Collecting on the Cheap: CD's

The era of the vinyl bargain is over.  While we might long for the time when we could get an album for $1-2 each is gone and dead on a wave of technology revival that was both unlikely and astonishing.  While this wave might burn itself out, or go on to be a dominant media again is anyone's guess.  But for the foreseeable future, there won't be the killer Thrift Shop Finds of LP as even the charities realize they can get some real money for their copy of Simon and Garfunkel's Greatest Hits in mint condition (when 10-15 years ago, they'd be lucky to sell it for $1).  But like the Iron Throne in an unnamed overly long and bloody TV show, a new bargain sits proudly, if uneasily:  the CD.

Look at this?  Vinyl from $15 (used), MP3 $14, and Lowly CD? $8!  All for your selection on Amazon in this example. 

Funny thing, CD.  Was supposed to be "perfect sound forever" and after it's initial teething pains proved it worth by being able to do things vinyl couldn't, and has struggled mightily to exercise it's own distortions and bugbears and in the end is capable of sounding pretty good (so long as the producer doesn't wreck the dynamic range or process a beautiful voice to banality with their suite of digital tools).

And now they can't give it away as people dump all of their CD's in a lemming like rush to streaming services (and a few of those back to vinyl, too).
Silver Disk ... cue up your best Python voice
and repeat after me:  "I'm Not Dead Yet!"

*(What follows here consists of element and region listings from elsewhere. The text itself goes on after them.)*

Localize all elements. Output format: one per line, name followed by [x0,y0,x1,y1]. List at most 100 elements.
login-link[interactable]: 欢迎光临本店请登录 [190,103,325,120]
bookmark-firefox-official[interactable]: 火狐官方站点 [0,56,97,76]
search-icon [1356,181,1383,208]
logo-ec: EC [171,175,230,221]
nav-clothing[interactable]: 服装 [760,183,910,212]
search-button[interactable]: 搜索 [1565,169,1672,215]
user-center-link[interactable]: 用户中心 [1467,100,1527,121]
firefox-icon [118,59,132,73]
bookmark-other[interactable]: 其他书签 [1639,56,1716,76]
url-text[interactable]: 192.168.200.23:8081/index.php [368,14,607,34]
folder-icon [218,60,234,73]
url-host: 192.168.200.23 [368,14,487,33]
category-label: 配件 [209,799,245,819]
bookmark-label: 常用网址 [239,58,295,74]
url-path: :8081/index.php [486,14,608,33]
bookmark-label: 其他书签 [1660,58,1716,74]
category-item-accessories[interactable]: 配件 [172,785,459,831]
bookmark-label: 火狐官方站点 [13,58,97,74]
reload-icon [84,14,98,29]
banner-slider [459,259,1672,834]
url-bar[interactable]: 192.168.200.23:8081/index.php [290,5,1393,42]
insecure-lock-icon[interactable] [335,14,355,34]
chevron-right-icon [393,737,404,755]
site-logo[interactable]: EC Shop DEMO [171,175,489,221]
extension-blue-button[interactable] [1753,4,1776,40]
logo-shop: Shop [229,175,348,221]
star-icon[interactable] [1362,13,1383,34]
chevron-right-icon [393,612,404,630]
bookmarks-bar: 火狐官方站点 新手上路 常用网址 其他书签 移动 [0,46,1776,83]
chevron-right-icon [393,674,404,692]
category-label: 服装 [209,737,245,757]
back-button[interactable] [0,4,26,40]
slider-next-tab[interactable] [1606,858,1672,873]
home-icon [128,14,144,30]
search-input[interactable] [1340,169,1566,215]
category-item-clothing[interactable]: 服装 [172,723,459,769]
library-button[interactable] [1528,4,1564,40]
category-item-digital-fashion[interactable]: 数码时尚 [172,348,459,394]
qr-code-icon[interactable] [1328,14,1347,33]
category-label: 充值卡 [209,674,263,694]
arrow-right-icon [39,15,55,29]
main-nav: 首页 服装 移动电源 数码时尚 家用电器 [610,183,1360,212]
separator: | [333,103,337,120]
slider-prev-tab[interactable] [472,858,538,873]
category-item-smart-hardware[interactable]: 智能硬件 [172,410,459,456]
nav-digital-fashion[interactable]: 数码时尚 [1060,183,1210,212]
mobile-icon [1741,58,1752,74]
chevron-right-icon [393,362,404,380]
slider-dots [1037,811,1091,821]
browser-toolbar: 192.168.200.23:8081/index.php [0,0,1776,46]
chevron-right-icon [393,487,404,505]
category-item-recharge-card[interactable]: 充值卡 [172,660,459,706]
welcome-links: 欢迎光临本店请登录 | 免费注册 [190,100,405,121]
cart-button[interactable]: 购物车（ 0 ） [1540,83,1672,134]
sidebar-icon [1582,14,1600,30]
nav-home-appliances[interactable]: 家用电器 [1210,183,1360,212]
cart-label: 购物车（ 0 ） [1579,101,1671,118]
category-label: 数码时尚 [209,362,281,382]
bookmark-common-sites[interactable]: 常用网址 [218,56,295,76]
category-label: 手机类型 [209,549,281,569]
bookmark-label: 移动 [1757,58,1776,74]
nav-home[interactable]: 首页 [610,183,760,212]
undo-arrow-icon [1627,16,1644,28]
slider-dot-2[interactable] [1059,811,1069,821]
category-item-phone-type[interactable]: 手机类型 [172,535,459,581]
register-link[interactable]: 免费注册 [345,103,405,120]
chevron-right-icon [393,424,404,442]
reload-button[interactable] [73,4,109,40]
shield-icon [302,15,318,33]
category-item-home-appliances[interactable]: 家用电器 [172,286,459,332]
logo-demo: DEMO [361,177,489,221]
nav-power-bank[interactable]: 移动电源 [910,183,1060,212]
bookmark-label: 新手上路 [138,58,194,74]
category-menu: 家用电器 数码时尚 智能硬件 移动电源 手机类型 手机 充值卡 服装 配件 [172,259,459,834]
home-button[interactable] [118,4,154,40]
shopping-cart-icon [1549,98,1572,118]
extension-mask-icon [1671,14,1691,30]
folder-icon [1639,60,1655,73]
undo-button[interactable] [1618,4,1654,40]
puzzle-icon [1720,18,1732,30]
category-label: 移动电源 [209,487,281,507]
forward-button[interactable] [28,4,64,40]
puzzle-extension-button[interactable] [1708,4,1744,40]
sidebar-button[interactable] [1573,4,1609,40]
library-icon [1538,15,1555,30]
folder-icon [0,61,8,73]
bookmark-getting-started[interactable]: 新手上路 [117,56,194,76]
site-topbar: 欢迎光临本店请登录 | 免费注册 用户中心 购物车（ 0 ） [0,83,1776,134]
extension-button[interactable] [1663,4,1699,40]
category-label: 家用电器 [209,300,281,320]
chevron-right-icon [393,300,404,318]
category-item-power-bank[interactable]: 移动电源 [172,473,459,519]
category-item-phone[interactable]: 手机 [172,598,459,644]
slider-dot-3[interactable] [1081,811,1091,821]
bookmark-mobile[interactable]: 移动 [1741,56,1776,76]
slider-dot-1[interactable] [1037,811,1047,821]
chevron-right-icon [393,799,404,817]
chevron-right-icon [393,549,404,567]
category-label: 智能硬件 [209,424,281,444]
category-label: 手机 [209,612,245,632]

Even when buying new, a lot of the time, the CD will be significantly cheaper than the MP3 version, and at the end you OWN the recording (you rent an MP3 that can be revoked at any time if you believe the small print ...).  If you start for looking for when the biggest gremlins were exercised on the recording side of things (after around 1990) and know your genre enough to know what years and/or what performances to avoid (loudness wars just about killed some popular music for sound quality), but standard collecting know-how.  And at $1-4 each for used copies, you can afford to make mistakes, too (our example shows used CD's starting at $2.21 and that's online, too!)

Our point here is that there still are bargains to be had for music, and if you have a good CD player or DAC (and experimenting with some CD cleaner solution and a microfiber towel can sometimes help a cloudy disc), you will be tapping your foot and humming along (or whatever you do when listening) for a lot less.